O ministro Alexandre de Moraes, do Supremo Tribunal Federal (STF), votou para aceitar denúncia da Procuradoria Geral da República (PGR) e tornar réu Silas Malafaia por injúria, calúnia e difamação. O pastor foi alvo da representação após proferir ofensas contra o Alto Comando do Exército.
De acordo com a denúncia, as ofensas miraram generais de quatro estrelas e o comandante do Exército, o general Tomás Miguel Miné Ribeiro Paiva. As declarações foram feitas durante uma manifestação na Avenida Paulista, em São Paulo, no dia 6 de abril de 2025.
Na ocasião, o pastor, de acordo com a PGR, “proferiu discurso ofensivo à dignidade e ao decoro dos Generais de quatro estrelas que integram o Alto Comando do Exército”. Entre as afirmações destacadas, a PGR cita:
“Cadê esses generais de quatro estrelas, do Alto Comando do Exército? Cambada de frouxos, cambada de covardes”. Ele prosseguiu: “Cambada de omissos. Vocês não honram a farda que vestem”, declarou.
A denúncia oferecida pela PGR também ressalta que, além das declarações em público, Malafaia publicou as ofensas por meio de um vídeo nas redes sociais, com a legenda “Minha fala contra os generais covardes do alto comando, não contra o glorioso Exército Brasileiro” — o que seria um agravante.
Para a PGR, o pastor “imputou falsamente falsamente fato definido como crime militar de cobardia e/ou prevaricação”.

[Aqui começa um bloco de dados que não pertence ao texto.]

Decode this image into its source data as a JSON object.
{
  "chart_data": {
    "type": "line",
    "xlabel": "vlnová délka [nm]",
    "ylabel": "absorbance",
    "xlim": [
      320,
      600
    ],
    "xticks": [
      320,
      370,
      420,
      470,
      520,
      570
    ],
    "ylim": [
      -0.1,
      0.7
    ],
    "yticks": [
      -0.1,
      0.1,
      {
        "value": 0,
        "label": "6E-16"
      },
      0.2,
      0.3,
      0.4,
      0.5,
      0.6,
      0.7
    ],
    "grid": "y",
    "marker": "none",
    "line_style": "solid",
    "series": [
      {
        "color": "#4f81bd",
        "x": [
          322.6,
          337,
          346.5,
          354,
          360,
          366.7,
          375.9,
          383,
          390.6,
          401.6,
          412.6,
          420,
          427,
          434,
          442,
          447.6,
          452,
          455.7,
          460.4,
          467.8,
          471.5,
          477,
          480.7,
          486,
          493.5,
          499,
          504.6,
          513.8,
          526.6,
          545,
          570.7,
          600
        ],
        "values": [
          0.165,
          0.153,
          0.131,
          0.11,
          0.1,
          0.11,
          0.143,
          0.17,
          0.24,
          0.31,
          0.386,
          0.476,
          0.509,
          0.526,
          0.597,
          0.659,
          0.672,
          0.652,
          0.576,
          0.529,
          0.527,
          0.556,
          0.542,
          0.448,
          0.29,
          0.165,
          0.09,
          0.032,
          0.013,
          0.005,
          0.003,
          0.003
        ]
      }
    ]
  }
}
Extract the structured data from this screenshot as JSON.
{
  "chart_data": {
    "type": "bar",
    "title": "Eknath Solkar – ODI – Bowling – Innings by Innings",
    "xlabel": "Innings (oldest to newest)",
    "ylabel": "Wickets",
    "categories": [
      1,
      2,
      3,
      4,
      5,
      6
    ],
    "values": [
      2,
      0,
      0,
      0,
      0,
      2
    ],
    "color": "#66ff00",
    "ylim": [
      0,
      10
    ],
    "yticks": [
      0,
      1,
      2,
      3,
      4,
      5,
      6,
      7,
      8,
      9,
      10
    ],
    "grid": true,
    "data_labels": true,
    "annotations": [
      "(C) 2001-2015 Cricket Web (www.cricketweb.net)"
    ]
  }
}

“É evidente o propósito do denunciado de constranger e ofender publicamente os oficiais-generais do Exército, entre eles o Comandante do Exército Tomás Miguel Miné Ribeiro Paiva, em decorrência do exercício dos cargos ocupados”, sustenta a procuradoria.

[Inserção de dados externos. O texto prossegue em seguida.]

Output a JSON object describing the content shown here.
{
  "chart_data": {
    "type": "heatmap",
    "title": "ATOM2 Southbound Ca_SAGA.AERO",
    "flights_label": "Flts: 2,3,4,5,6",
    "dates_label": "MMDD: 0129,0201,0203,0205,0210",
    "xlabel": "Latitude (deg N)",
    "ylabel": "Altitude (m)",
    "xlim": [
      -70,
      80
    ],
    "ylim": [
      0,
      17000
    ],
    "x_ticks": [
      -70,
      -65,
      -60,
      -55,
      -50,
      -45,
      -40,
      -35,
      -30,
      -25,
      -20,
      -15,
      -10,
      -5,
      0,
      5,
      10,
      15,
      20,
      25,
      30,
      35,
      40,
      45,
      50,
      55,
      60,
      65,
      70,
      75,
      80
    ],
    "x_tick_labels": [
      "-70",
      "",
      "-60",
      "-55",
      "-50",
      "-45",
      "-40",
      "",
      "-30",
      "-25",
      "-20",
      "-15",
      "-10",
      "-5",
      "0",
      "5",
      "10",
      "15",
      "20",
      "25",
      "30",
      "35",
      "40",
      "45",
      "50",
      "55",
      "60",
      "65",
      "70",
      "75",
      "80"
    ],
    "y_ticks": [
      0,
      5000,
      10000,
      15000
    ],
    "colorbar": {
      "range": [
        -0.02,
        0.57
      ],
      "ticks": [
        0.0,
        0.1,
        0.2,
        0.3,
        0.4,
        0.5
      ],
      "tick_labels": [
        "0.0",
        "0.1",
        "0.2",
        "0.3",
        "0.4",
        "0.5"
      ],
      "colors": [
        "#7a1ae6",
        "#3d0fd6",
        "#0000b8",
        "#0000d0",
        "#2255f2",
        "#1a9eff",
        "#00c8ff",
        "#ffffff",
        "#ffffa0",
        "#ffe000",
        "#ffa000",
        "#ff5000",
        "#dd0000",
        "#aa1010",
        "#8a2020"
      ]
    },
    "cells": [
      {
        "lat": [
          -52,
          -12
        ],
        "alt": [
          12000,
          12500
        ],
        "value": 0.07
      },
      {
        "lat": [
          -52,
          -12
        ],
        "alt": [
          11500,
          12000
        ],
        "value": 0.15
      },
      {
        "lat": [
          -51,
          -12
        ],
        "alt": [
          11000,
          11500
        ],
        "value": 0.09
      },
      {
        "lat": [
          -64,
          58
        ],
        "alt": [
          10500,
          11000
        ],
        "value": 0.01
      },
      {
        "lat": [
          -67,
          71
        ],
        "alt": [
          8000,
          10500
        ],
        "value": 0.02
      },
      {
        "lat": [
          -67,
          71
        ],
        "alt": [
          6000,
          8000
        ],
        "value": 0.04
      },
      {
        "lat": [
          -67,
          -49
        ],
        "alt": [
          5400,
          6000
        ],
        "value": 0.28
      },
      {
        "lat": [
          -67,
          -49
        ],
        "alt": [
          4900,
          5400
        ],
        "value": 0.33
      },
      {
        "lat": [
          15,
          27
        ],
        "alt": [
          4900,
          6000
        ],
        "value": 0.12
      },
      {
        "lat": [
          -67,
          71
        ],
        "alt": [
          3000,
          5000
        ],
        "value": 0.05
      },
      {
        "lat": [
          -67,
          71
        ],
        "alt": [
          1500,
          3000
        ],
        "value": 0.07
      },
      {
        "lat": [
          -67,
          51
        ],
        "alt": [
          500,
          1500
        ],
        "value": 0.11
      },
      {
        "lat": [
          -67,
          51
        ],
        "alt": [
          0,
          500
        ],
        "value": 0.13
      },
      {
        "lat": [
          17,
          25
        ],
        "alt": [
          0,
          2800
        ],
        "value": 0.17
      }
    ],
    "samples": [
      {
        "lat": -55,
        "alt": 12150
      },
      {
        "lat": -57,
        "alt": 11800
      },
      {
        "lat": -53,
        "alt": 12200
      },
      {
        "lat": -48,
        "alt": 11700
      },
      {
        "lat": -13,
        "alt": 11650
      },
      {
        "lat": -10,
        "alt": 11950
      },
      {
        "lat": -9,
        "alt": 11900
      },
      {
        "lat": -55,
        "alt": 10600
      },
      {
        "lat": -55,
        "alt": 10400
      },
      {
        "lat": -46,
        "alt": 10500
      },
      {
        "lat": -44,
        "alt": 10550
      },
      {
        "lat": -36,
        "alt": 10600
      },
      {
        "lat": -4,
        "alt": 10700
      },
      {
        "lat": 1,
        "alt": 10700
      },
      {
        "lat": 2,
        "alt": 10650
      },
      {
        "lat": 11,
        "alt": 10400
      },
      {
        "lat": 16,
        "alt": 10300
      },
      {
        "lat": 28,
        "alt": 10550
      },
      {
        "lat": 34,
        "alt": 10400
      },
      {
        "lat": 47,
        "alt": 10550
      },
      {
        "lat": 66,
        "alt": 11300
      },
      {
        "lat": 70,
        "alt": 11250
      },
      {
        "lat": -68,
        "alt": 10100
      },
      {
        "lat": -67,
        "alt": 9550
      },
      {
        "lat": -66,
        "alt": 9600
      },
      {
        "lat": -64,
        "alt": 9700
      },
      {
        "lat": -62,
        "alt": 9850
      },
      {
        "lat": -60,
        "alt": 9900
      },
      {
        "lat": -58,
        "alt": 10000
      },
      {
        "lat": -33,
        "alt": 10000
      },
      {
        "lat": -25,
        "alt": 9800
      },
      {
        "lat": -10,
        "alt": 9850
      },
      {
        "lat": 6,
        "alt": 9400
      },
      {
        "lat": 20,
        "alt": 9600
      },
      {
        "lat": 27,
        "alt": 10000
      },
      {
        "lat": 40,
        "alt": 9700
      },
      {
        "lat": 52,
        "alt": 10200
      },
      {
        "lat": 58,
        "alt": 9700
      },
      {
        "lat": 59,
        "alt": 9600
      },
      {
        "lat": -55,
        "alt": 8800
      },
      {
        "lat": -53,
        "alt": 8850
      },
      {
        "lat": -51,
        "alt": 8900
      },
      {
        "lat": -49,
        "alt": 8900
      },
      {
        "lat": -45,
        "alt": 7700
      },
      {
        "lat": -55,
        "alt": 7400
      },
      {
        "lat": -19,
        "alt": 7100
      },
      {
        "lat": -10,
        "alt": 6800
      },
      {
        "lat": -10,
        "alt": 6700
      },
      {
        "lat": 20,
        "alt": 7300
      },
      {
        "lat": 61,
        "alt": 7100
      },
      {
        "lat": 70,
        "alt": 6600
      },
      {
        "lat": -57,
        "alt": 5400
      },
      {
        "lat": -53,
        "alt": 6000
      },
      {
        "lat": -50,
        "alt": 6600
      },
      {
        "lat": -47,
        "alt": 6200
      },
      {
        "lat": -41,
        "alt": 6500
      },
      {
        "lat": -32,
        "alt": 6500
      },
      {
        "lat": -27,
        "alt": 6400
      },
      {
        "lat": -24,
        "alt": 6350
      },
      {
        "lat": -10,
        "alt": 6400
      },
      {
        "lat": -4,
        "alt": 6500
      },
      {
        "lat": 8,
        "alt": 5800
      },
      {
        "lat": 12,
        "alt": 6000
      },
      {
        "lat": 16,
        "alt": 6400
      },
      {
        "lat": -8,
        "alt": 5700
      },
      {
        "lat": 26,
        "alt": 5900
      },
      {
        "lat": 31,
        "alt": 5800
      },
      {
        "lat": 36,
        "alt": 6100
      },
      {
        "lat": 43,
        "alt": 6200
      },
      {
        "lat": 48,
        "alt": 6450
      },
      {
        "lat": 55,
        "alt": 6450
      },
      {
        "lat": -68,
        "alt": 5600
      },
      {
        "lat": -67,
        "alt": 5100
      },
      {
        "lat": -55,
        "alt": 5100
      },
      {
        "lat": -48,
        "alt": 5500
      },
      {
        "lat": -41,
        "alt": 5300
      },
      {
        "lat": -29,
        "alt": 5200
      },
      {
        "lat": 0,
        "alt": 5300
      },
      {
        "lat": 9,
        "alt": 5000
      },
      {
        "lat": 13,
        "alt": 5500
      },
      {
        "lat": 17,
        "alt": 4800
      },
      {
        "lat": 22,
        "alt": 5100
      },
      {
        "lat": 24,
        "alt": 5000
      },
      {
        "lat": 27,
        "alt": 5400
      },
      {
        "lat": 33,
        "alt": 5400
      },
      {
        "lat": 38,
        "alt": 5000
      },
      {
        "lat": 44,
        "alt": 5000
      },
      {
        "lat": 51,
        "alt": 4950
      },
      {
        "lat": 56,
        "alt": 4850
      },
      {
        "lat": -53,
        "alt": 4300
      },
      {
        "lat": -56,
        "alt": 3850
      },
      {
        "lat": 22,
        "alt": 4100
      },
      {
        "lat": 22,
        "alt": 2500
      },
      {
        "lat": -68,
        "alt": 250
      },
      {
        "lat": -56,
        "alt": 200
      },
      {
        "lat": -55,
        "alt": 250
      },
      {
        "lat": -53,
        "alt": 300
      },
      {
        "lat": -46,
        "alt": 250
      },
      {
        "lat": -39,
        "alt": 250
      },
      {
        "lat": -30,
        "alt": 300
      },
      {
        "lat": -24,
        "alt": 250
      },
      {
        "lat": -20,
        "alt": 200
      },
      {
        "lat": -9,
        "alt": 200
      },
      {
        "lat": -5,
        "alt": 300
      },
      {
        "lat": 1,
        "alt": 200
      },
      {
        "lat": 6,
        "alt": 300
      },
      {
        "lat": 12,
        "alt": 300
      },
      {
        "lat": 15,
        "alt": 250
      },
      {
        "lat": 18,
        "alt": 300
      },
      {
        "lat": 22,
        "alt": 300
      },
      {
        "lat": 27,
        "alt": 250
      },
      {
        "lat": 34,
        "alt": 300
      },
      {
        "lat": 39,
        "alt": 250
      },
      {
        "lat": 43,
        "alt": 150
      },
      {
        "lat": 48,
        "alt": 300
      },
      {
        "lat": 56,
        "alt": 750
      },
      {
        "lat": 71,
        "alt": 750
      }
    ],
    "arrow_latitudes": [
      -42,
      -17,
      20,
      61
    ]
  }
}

Moraes, que é relator do caso no STF, votou para aceitar a denúncia contra Malafaia pelos crimes de calúnia, difamação e injúria, com aumentos de pena pelos seguintes fatos:
- ofensa ser contra funcionário público, em razão de suas funções;
- na presença de várias pessoas, ou por meio que facilite a divulgação da calúnia, da difamação ou da injúria;
- crime cometido ou divulgado em quaisquer modalidades das redes sociais da rede mundial de computadores.